Abstract
Purpose The rapid growth of tourism prior to the COVID-19 pandemic prompts the need for critical reflection of tourism’s “local-global” responsibility in the wake of that pandemic. Conceptually driven by the ancient Greek notion of hubris, this study reflects on the perception of tourists as actors disconnected from citizens’ necessities, safety and well-being. In so doing we develop further knowledge on the relationship between the spaces of tourism and citizenship and how this might build a sustainable future-proof tourism. Design/methodology/approach Data were collected daily for two weeks via three Google Alert queries set to mine Italian online news media contents immediately after the Italian Government’s adoption of mobility restrictions due to COVID-19. This study uses a thematic narrative analysis to examine the contents related to tourists during the COVID-19 outbreak. Findings The exploratory findings reveal how tourists are largely presented as taking over the space of local residents and, by breaking the rules set by national and local authorities, as disregarding those residents’ safety and well-being. Hence, they appear disconnected from any sense of belonging to a local or global community, and from a space to which they owe a duty of care.
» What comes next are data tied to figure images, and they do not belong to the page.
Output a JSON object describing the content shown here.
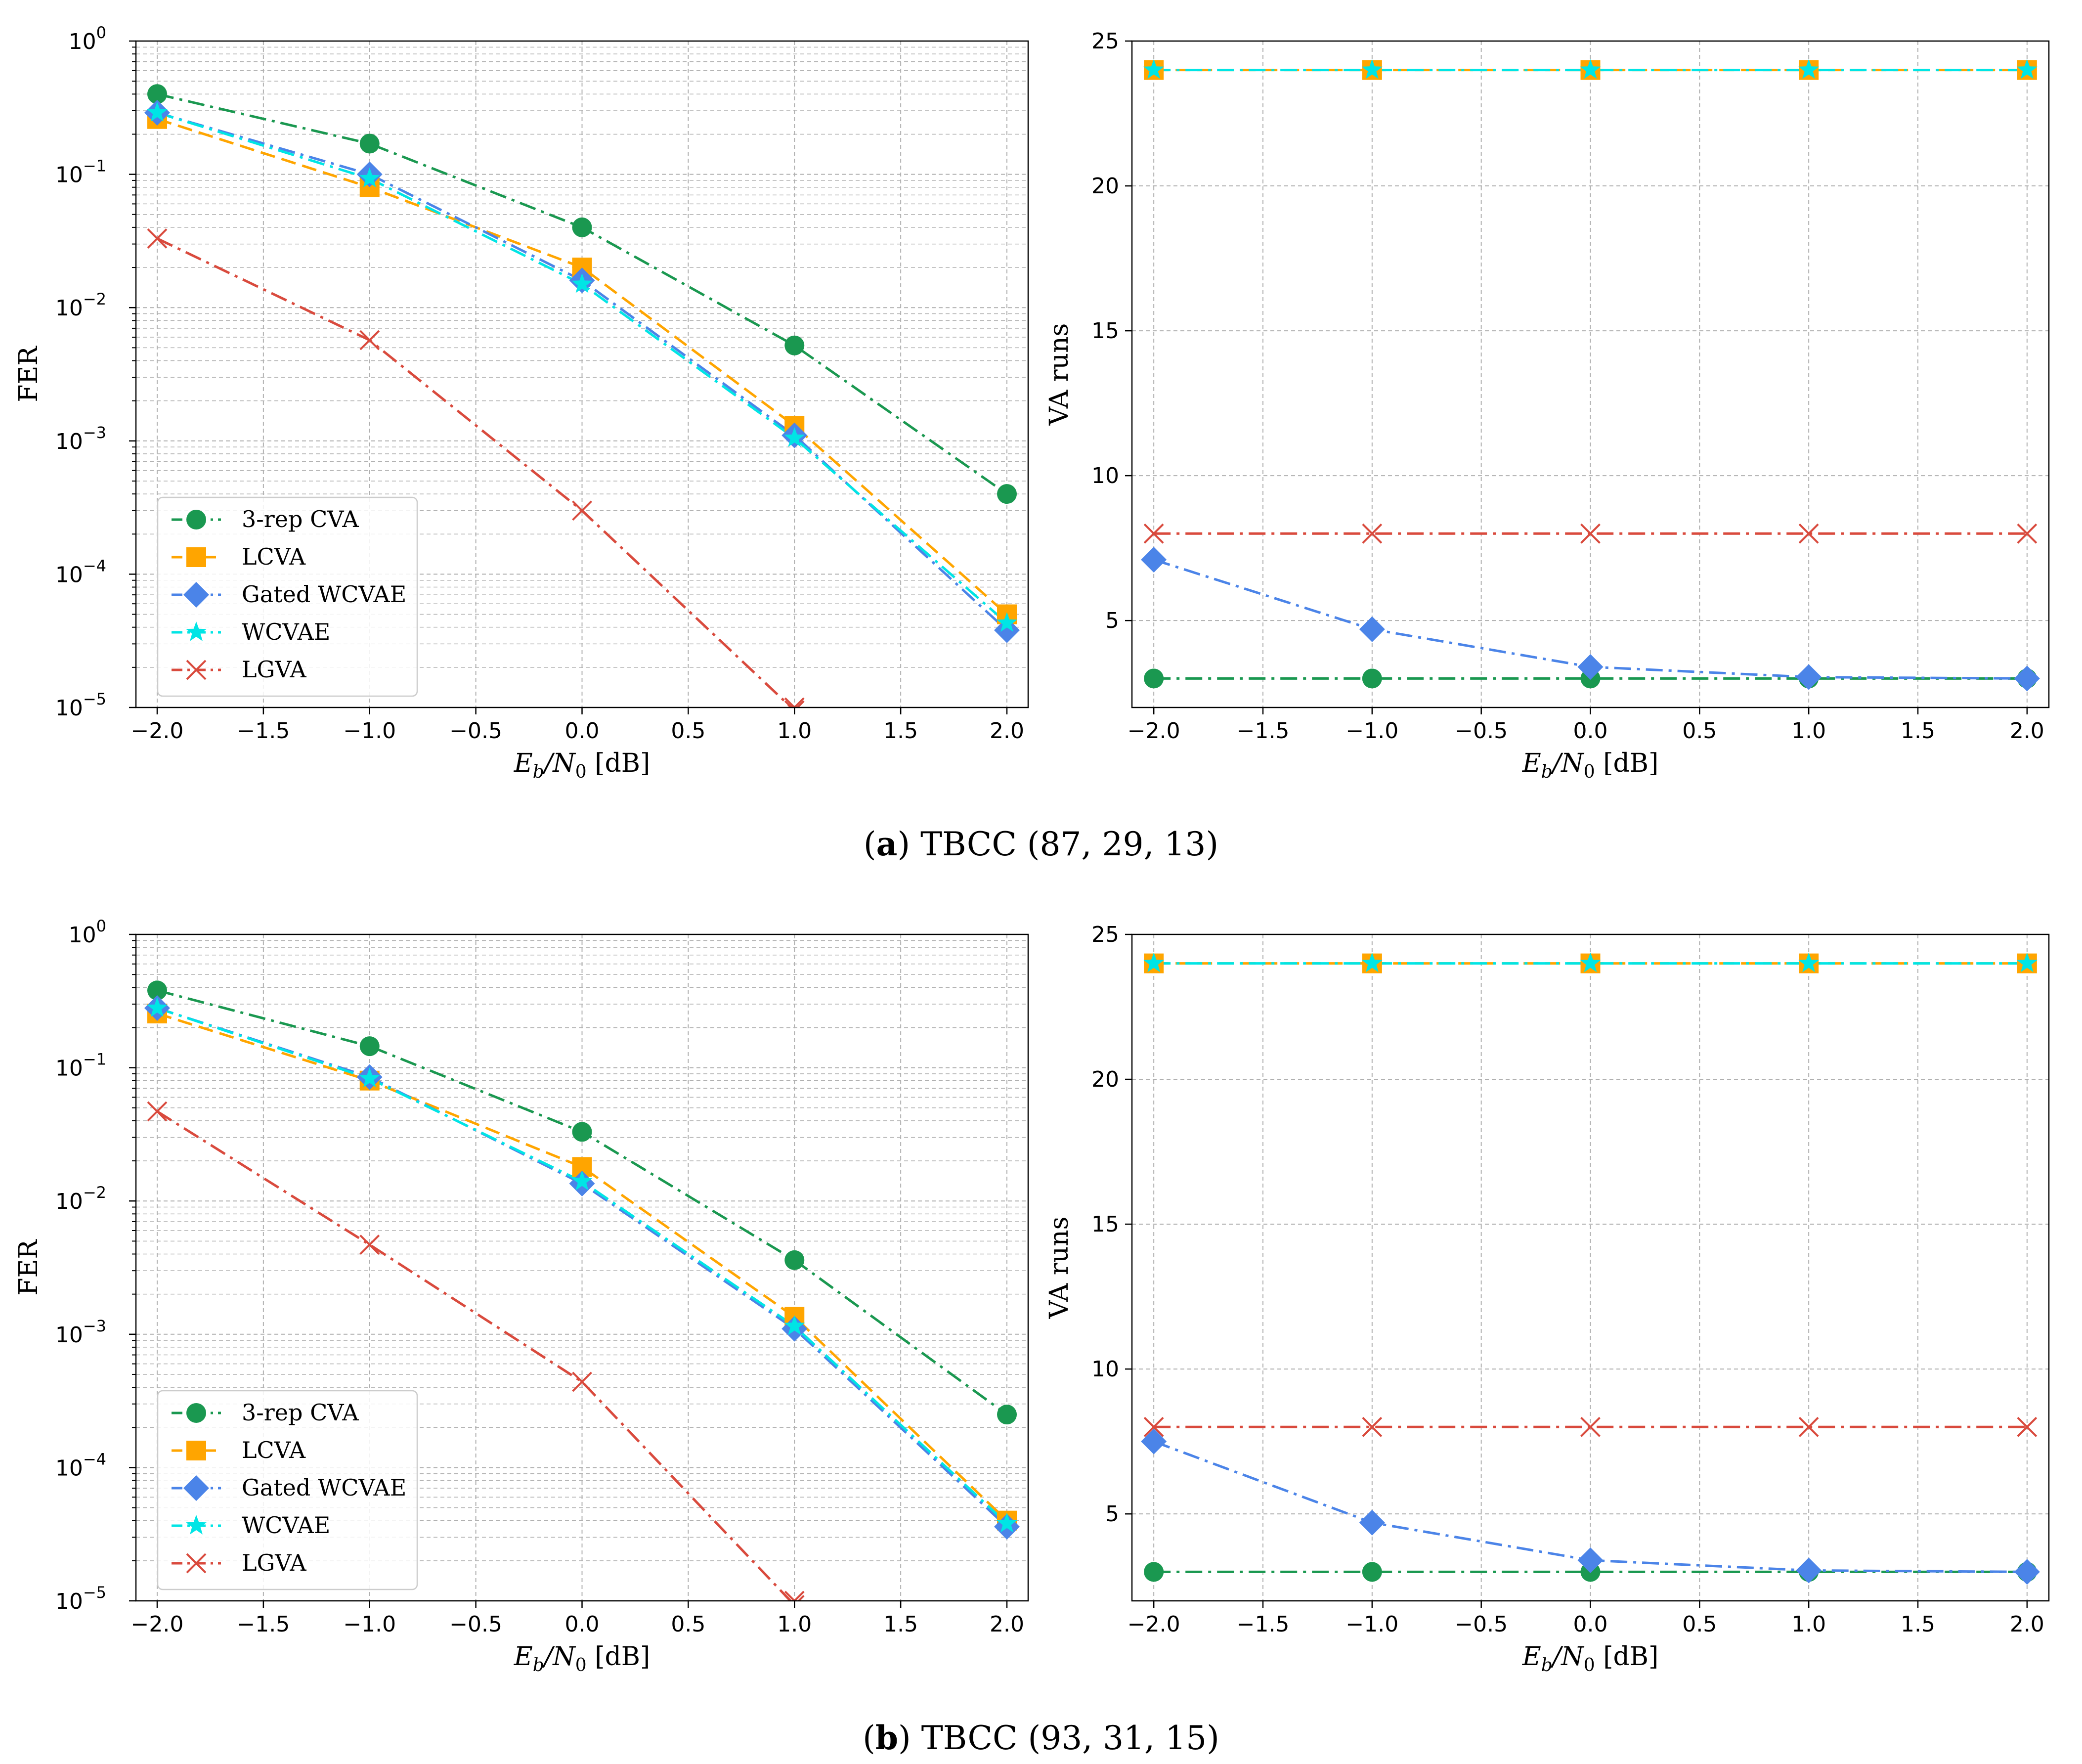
{
  "captions": [
    {
      "tag": "a",
      "text": "TBCC (87, 29, 13)"
    },
    {
      "tag": "b",
      "text": "TBCC (93, 31, 15)"
    }
  ],
  "series_styles": [
    {
      "name": "3-rep CVA",
      "color": "#1a9850",
      "marker": "circle"
    },
    {
      "name": "LCVA",
      "color": "#ffa500",
      "marker": "square"
    },
    {
      "name": "Gated WCVAE",
      "color": "#4b84e8",
      "marker": "diamond"
    },
    {
      "name": "WCVAE",
      "color": "#00e5e5",
      "marker": "star"
    },
    {
      "name": "LGVA",
      "color": "#d94a3d",
      "marker": "x"
    }
  ],
  "chart_data": [
    {
      "type": "line",
      "panel": "a-left",
      "xlabel": "E_b/N_0 [dB]",
      "ylabel": "FER",
      "yscale": "log",
      "ylim": [
        1e-05,
        1
      ],
      "xlim": [
        -2.1,
        2.1
      ],
      "x": [
        -2.0,
        -1.0,
        0.0,
        1.0,
        2.0
      ],
      "x_ticks": [
        "−2.0",
        "−1.5",
        "−1.0",
        "−0.5",
        "0.0",
        "0.5",
        "1.0",
        "1.5",
        "2.0"
      ],
      "y_ticks": [
        "10^0",
        "10^-1",
        "10^-2",
        "10^-3",
        "10^-4",
        "10^-5"
      ],
      "grid": true,
      "legend": "lower-left",
      "series": [
        {
          "name": "3-rep CVA",
          "values": [
            0.4,
            0.17,
            0.04,
            0.0052,
            0.0004
          ]
        },
        {
          "name": "LCVA",
          "values": [
            0.26,
            0.08,
            0.02,
            0.0013,
            5e-05
          ]
        },
        {
          "name": "Gated WCVAE",
          "values": [
            0.29,
            0.1,
            0.016,
            0.0011,
            3.8e-05
          ]
        },
        {
          "name": "WCVAE",
          "values": [
            0.29,
            0.093,
            0.015,
            0.00105,
            4.3e-05
          ]
        },
        {
          "name": "LGVA",
          "values": [
            0.033,
            0.0057,
            0.0003,
            9.5e-06,
            null
          ]
        }
      ]
    },
    {
      "type": "line",
      "panel": "a-right",
      "xlabel": "E_b/N_0 [dB]",
      "ylabel": "VA  runs",
      "yscale": "linear",
      "ylim": [
        2.0,
        25.0
      ],
      "xlim": [
        -2.1,
        2.1
      ],
      "x": [
        -2.0,
        -1.0,
        0.0,
        1.0,
        2.0
      ],
      "x_ticks": [
        "−2.0",
        "−1.5",
        "−1.0",
        "−0.5",
        "0.0",
        "0.5",
        "1.0",
        "1.5",
        "2.0"
      ],
      "y_ticks": [
        "5",
        "10",
        "15",
        "20",
        "25"
      ],
      "grid": true,
      "series": [
        {
          "name": "3-rep CVA",
          "values": [
            3,
            3,
            3,
            3,
            3
          ]
        },
        {
          "name": "LCVA",
          "values": [
            24,
            24,
            24,
            24,
            24
          ]
        },
        {
          "name": "Gated WCVAE",
          "values": [
            7.1,
            4.7,
            3.4,
            3.05,
            3.0
          ]
        },
        {
          "name": "WCVAE",
          "values": [
            24,
            24,
            24,
            24,
            24
          ]
        },
        {
          "name": "LGVA",
          "values": [
            8,
            8,
            8,
            8,
            8
          ]
        }
      ]
    },
    {
      "type": "line",
      "panel": "b-left",
      "xlabel": "E_b/N_0 [dB]",
      "ylabel": "FER",
      "yscale": "log",
      "ylim": [
        1e-05,
        1
      ],
      "xlim": [
        -2.1,
        2.1
      ],
      "x": [
        -2.0,
        -1.0,
        0.0,
        1.0,
        2.0
      ],
      "x_ticks": [
        "−2.0",
        "−1.5",
        "−1.0",
        "−0.5",
        "0.0",
        "0.5",
        "1.0",
        "1.5",
        "2.0"
      ],
      "y_ticks": [
        "10^0",
        "10^-1",
        "10^-2",
        "10^-3",
        "10^-4",
        "10^-5"
      ],
      "grid": true,
      "legend": "lower-left",
      "series": [
        {
          "name": "3-rep CVA",
          "values": [
            0.38,
            0.145,
            0.033,
            0.0036,
            0.00025
          ]
        },
        {
          "name": "LCVA",
          "values": [
            0.255,
            0.08,
            0.018,
            0.00135,
            4e-05
          ]
        },
        {
          "name": "Gated WCVAE",
          "values": [
            0.28,
            0.085,
            0.0135,
            0.0011,
            3.6e-05
          ]
        },
        {
          "name": "WCVAE",
          "values": [
            0.28,
            0.083,
            0.014,
            0.00115,
            3.8e-05
          ]
        },
        {
          "name": "LGVA",
          "values": [
            0.047,
            0.0047,
            0.00044,
            9.3e-06,
            null
          ]
        }
      ]
    },
    {
      "type": "line",
      "panel": "b-right",
      "xlabel": "E_b/N_0 [dB]",
      "ylabel": "VA  runs",
      "yscale": "linear",
      "ylim": [
        2.0,
        25.0
      ],
      "xlim": [
        -2.1,
        2.1
      ],
      "x": [
        -2.0,
        -1.0,
        0.0,
        1.0,
        2.0
      ],
      "x_ticks": [
        "−2.0",
        "−1.5",
        "−1.0",
        "−0.5",
        "0.0",
        "0.5",
        "1.0",
        "1.5",
        "2.0"
      ],
      "y_ticks": [
        "5",
        "10",
        "15",
        "20",
        "25"
      ],
      "grid": true,
      "series": [
        {
          "name": "3-rep CVA",
          "values": [
            3,
            3,
            3,
            3,
            3
          ]
        },
        {
          "name": "LCVA",
          "values": [
            24,
            24,
            24,
            24,
            24
          ]
        },
        {
          "name": "Gated WCVAE",
          "values": [
            7.5,
            4.7,
            3.4,
            3.05,
            3.0
          ]
        },
        {
          "name": "WCVAE",
          "values": [
            24,
            24,
            24,
            24,
            24
          ]
        },
        {
          "name": "LGVA",
          "values": [
            8,
            8,
            8,
            8,
            8
          ]
        }
      ]
    }
  ]
}
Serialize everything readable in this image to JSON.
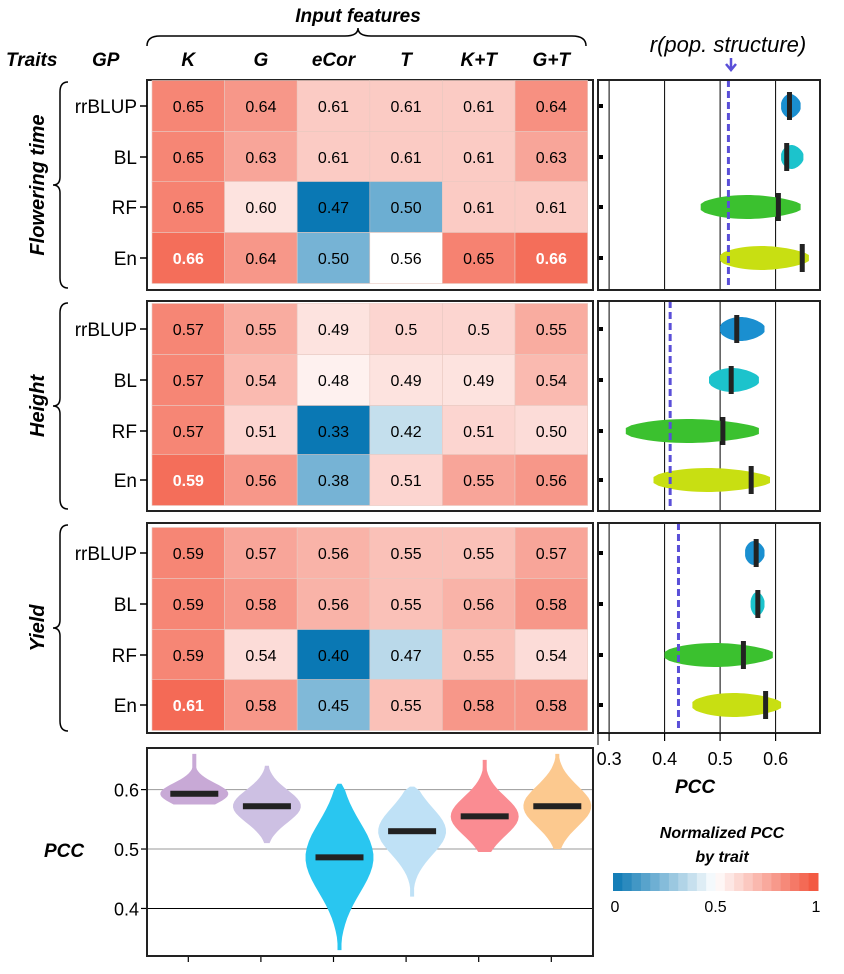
{
  "chart_data": [
    {
      "type": "heatmap",
      "title": "Input features",
      "row_group_label": "Traits",
      "row_label": "GP",
      "columns": [
        "K",
        "G",
        "eCor",
        "T",
        "K+T",
        "G+T"
      ],
      "color_scale": {
        "title_line1": "Normalized PCC",
        "title_line2": "by trait",
        "ticks": [
          "0",
          "0.5",
          "1"
        ],
        "low": "#0a78b4",
        "mid": "#ffffff",
        "high": "#f2523a"
      },
      "traits": [
        {
          "name": "Flowering time",
          "rows": [
            {
              "label": "rrBLUP",
              "values": [
                "0.65",
                "0.64",
                "0.61",
                "0.61",
                "0.61",
                "0.64"
              ],
              "norm": [
                0.85,
                0.8,
                0.65,
                0.65,
                0.65,
                0.82
              ]
            },
            {
              "label": "BL",
              "values": [
                "0.65",
                "0.63",
                "0.61",
                "0.61",
                "0.61",
                "0.63"
              ],
              "norm": [
                0.85,
                0.76,
                0.65,
                0.65,
                0.65,
                0.76
              ]
            },
            {
              "label": "RF",
              "values": [
                "0.65",
                "0.60",
                "0.47",
                "0.50",
                "0.61",
                "0.61"
              ],
              "norm": [
                0.86,
                0.58,
                0.0,
                0.2,
                0.65,
                0.65
              ]
            },
            {
              "label": "En",
              "values": [
                "0.66",
                "0.64",
                "0.50",
                "0.56",
                "0.65",
                "0.66"
              ],
              "norm": [
                0.92,
                0.8,
                0.22,
                0.5,
                0.86,
                0.92
              ]
            }
          ],
          "bold": [
            [
              3,
              0
            ],
            [
              3,
              5
            ]
          ],
          "pop_structure_r": 0.515,
          "violins": [
            {
              "model": "rrBLUP",
              "color": "#1a8fd0",
              "min": 0.61,
              "max": 0.645,
              "median": 0.625
            },
            {
              "model": "BL",
              "color": "#1cc3cc",
              "min": 0.61,
              "max": 0.65,
              "median": 0.62
            },
            {
              "model": "RF",
              "color": "#3bc12f",
              "min": 0.465,
              "max": 0.645,
              "median": 0.605
            },
            {
              "model": "En",
              "color": "#c8df12",
              "min": 0.5,
              "max": 0.66,
              "median": 0.648
            }
          ]
        },
        {
          "name": "Height",
          "rows": [
            {
              "label": "rrBLUP",
              "values": [
                "0.57",
                "0.55",
                "0.49",
                "0.5",
                "0.5",
                "0.55"
              ],
              "norm": [
                0.85,
                0.74,
                0.58,
                0.62,
                0.62,
                0.74
              ]
            },
            {
              "label": "BL",
              "values": [
                "0.57",
                "0.54",
                "0.48",
                "0.49",
                "0.49",
                "0.54"
              ],
              "norm": [
                0.85,
                0.7,
                0.54,
                0.58,
                0.58,
                0.7
              ]
            },
            {
              "label": "RF",
              "values": [
                "0.57",
                "0.51",
                "0.33",
                "0.42",
                "0.51",
                "0.50"
              ],
              "norm": [
                0.85,
                0.62,
                0.0,
                0.38,
                0.62,
                0.6
              ]
            },
            {
              "label": "En",
              "values": [
                "0.59",
                "0.56",
                "0.38",
                "0.51",
                "0.55",
                "0.56"
              ],
              "norm": [
                0.92,
                0.8,
                0.22,
                0.62,
                0.76,
                0.8
              ]
            }
          ],
          "bold": [
            [
              3,
              0
            ]
          ],
          "pop_structure_r": 0.41,
          "violins": [
            {
              "model": "rrBLUP",
              "color": "#1a8fd0",
              "min": 0.5,
              "max": 0.58,
              "median": 0.53
            },
            {
              "model": "BL",
              "color": "#1cc3cc",
              "min": 0.48,
              "max": 0.57,
              "median": 0.52
            },
            {
              "model": "RF",
              "color": "#3bc12f",
              "min": 0.33,
              "max": 0.57,
              "median": 0.505
            },
            {
              "model": "En",
              "color": "#c8df12",
              "min": 0.38,
              "max": 0.59,
              "median": 0.556
            }
          ]
        },
        {
          "name": "Yield",
          "rows": [
            {
              "label": "rrBLUP",
              "values": [
                "0.59",
                "0.57",
                "0.56",
                "0.55",
                "0.55",
                "0.57"
              ],
              "norm": [
                0.85,
                0.76,
                0.72,
                0.68,
                0.68,
                0.76
              ]
            },
            {
              "label": "BL",
              "values": [
                "0.59",
                "0.58",
                "0.56",
                "0.55",
                "0.56",
                "0.58"
              ],
              "norm": [
                0.85,
                0.8,
                0.72,
                0.68,
                0.72,
                0.8
              ]
            },
            {
              "label": "RF",
              "values": [
                "0.59",
                "0.54",
                "0.40",
                "0.47",
                "0.55",
                "0.54"
              ],
              "norm": [
                0.85,
                0.6,
                0.0,
                0.36,
                0.68,
                0.6
              ]
            },
            {
              "label": "En",
              "values": [
                "0.61",
                "0.58",
                "0.45",
                "0.55",
                "0.58",
                "0.58"
              ],
              "norm": [
                0.93,
                0.8,
                0.24,
                0.68,
                0.8,
                0.8
              ]
            }
          ],
          "bold": [
            [
              3,
              0
            ]
          ],
          "pop_structure_r": 0.425,
          "violins": [
            {
              "model": "rrBLUP",
              "color": "#1a8fd0",
              "min": 0.545,
              "max": 0.58,
              "median": 0.565
            },
            {
              "model": "BL",
              "color": "#1cc3cc",
              "min": 0.555,
              "max": 0.58,
              "median": 0.568
            },
            {
              "model": "RF",
              "color": "#3bc12f",
              "min": 0.4,
              "max": 0.595,
              "median": 0.542
            },
            {
              "model": "En",
              "color": "#c8df12",
              "min": 0.45,
              "max": 0.61,
              "median": 0.582
            }
          ]
        }
      ]
    },
    {
      "type": "violin",
      "orientation": "horizontal-panel",
      "title": "r(pop. structure)",
      "xlabel": "PCC",
      "xlim": [
        0.28,
        0.68
      ],
      "xticks": [
        "0.3",
        "0.4",
        "0.5",
        "0.6"
      ],
      "grid": true
    },
    {
      "type": "violin",
      "ylabel": "PCC",
      "ylim": [
        0.32,
        0.67
      ],
      "yticks": [
        "0.4",
        "0.5",
        "0.6"
      ],
      "series": [
        {
          "feature": "K",
          "color": "#c8a9d6",
          "min": 0.575,
          "max": 0.66,
          "median": 0.593
        },
        {
          "feature": "G",
          "color": "#cdc0e3",
          "min": 0.51,
          "max": 0.64,
          "median": 0.572
        },
        {
          "feature": "eCor",
          "color": "#29c6f0",
          "min": 0.33,
          "max": 0.61,
          "median": 0.486
        },
        {
          "feature": "T",
          "color": "#bfe1f6",
          "min": 0.42,
          "max": 0.605,
          "median": 0.53
        },
        {
          "feature": "K+T",
          "color": "#fa8c92",
          "min": 0.495,
          "max": 0.65,
          "median": 0.555
        },
        {
          "feature": "G+T",
          "color": "#fcc98f",
          "min": 0.5,
          "max": 0.66,
          "median": 0.572
        }
      ]
    }
  ]
}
Originality/value By framing tourists as hubristic subjects ontologically belonging to a neoliberal leisure space disentangled from the citizenship space, this study establishes a novel theoretical grounding from which a sustainable future-proof tourism that is rooted in citizenship space can be rethought.
Highlights
The rapid growth of tourism (UNWTO, 2020) has spurred debate on the global challenges and issues triggered by the tourism industry in a neoliberal globalized world characterized by an intense mobility of people, capital and goods (Boluk et al, 2019)
In the context of the mobility restrictions instigated during the COVID-19 outbreak, the division between the spaces of tourism and of citizenship is highlighted in the constant representation of tourists as subjects taking over the space of local residents; as invaders consuming and abusing that space, which is depicted more as a commodity than in relational terms (Massey, 2005, 2009)
In this study we constructed novel theoretical ground through which to articulate the “tourism syndrome” of the 21st century globalized world, and thence to establish a foundation for a future sustainable tourism rooted in the space of citizenship
Summary
The rapid growth of tourism (UNWTO, 2020) has spurred debate on the global challenges and issues triggered by the tourism industry in a neoliberal globalized world characterized by an intense mobility of people, capital and goods (Boluk et al, 2019). The tourism industry is highly representative of the neoliberal global economy and is largely understood as an expression of a fluid society characterized by fragmentation, growing injustice and social and economic inequalities (Bianchi, 2018; Burrai et al, 2019; Higgins-Desbiolles et al, 2019; Jamal, 2019). While that crisis has raised new uncertainties and fears with regards to the future development and state of our society, the global economy and personal freedom, it represents an opportunity for a deeper reflection on the future of tourism, as has recently been extensively discussed in the Tourism Geographies Special Issue “Visions of travel and tourism after the global COVID-19 Transformation of 2020” (Lew et al, 2020).